In chemistry, a mass spectrum represents a graph showing the distribution of ions based on their mass-to-charge ratio. This essential tool permits scientists to analyze the isotopic composition of elements. By examining the relative intensity of signals, we gain insights into the abundance and masses of different isotopes.
This kind of analysis is crucial for understanding isotopes, which are variants of elements differing in neutron counts. Mass spectrometry assists in identifying these isotopic combinations in molecules, such as Br₂ in bromine. Bromine's mass spectrum will show peaks corresponding to molecular weights from distinct isotope pairings.

• The mass of 157.836 u corresponds to a molecule with two identical isotopes of bromine, such as \(^{79}\text{Br} - ^{79}\text{Br}\).
• The mass of 159.834 u represents a combination of two different isotopes, like \(^{79}\text{Br} - ^{81}\text{Br}\) and vice versa.
• Lastly, 161.832 u arises from \(^{81}\text{Br} - ^{81}\text{Br}\).

Each peak on the mass spectrum offers a piece of the puzzle in determining bromine's isotopic presence.

average atomic mass

The concept of average atomic mass is critical for understanding isotopic mixtures. It demonstrates the weighted mean of an element's isotopes, factoring in their relative abundances. This average gives us an idea of the "average" weight of an atom of that element found in nature.
For bromine, the average atomic mass considers the presence of both \(^{79}\text{Br}\) and \(^{81}\text{Br}\) isotopes. First, we calculate the molecular mass of \(\text{Br}_2\). Then, since each molecule contains two atoms, the average atomic mass can be determined by dividing the molecular mass by two.
Bromine's average atomic mass calculation becomes:\[\frac{160.268\text{ u}}{2} = 80.134\text{ u}\]This indicates that, although an atom doesn't possess this mass individually, it represents the element's average atomic weight found on the periodic table.

bromine isotopes

Bromine exists naturally as two isotopes: \(^{79}\text{Br}\) and \(^{81}\text{Br}\).

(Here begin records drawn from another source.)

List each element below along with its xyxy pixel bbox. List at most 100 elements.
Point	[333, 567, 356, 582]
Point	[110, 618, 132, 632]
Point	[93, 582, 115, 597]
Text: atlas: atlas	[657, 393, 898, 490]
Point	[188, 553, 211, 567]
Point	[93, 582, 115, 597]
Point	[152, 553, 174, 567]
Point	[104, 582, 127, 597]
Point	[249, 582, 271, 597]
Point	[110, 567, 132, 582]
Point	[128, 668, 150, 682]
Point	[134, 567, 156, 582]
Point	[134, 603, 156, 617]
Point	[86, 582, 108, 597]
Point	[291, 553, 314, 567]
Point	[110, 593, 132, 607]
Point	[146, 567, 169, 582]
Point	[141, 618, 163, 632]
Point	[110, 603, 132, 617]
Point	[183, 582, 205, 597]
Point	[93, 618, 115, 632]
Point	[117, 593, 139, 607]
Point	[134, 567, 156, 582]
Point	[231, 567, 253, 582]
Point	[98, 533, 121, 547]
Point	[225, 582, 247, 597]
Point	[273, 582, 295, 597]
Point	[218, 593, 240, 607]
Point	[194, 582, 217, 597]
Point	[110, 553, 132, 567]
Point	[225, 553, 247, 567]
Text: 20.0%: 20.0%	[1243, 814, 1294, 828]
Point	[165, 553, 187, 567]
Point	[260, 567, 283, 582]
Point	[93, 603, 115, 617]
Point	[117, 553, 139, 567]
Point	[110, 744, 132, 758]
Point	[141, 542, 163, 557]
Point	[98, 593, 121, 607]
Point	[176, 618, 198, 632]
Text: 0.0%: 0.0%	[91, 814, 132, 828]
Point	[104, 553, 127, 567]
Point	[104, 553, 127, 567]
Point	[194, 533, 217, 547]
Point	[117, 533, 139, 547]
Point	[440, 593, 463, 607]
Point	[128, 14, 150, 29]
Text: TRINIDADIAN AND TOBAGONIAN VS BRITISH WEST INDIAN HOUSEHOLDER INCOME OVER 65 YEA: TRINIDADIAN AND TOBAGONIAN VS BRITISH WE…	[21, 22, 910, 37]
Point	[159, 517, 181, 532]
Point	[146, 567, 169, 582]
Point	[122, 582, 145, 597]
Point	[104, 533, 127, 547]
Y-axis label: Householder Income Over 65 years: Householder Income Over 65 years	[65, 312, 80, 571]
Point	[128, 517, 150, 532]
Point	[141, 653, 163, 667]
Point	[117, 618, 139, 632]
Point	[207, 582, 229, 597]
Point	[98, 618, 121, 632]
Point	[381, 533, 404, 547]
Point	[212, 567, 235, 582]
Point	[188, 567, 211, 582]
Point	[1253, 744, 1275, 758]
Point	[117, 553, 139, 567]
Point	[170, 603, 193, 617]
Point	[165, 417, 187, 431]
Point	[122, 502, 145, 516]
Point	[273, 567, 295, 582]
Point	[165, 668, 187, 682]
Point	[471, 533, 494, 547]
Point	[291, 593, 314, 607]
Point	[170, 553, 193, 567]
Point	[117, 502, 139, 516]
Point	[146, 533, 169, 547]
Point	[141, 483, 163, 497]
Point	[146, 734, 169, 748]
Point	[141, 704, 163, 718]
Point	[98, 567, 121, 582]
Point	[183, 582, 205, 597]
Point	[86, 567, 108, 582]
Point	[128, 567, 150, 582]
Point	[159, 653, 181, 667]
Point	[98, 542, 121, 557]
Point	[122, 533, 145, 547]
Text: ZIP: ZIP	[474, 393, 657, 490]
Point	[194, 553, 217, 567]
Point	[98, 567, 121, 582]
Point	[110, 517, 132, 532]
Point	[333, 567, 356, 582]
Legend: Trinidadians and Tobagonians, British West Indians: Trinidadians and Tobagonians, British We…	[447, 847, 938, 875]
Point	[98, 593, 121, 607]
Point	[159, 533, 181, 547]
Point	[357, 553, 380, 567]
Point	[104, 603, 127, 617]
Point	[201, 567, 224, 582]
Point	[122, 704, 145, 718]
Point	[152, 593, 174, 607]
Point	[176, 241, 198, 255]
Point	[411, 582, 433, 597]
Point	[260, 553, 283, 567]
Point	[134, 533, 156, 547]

These isotopes differ in the number of neutrons, offering unique characteristics in scientific analysis. While they have identical chemical behavior, their mass differences hold the key to various calculations and identifications.
Determining the isotopes' exact masses and their abundance can be essential for experiments or industrial applications. Calculating them from given mass spectrum peaks requires solving simultaneous equations derived from these combinations.

• Given \(2m_{79} = 157.836\), each \(^{79}\text{Br}\) isotope has a mass of 78.918 u.
• The equation \(m_{79} + m_{81} = 159.834\) leads to finding \(^{81}\text{Br}\), with a mass of 80.916 u.

Recognizing this subtle difference allows precise work in finer scientific measurements and analyses.

molecular mass calculation

In chemistry, calculating the molecular mass of a compound, like \(\text{Br}_2\), involves summing the atomic masses of its constituent atoms. Here, the goal is to determine the average molecular weight by leveraging isotopic data.
For any element with isotopes, like bromine, the mass spectrum provides the various masses from isotope combinations. By associating these with their relative intensities in the spectrum, an average can be calculated:
\[\text{Average Molecular Mass} = 157.836 \times 0.2569 + 159.834 \times 0.4999 + 161.832 \times 0.2431\]Computing this equation, we get an average molecular mass of 160.268 u.
Such calculations help determine this average mass, offering insights into chemical reactions and behaviors by reflecting the real-world mix of isotopic combinations encountered in natural bromine.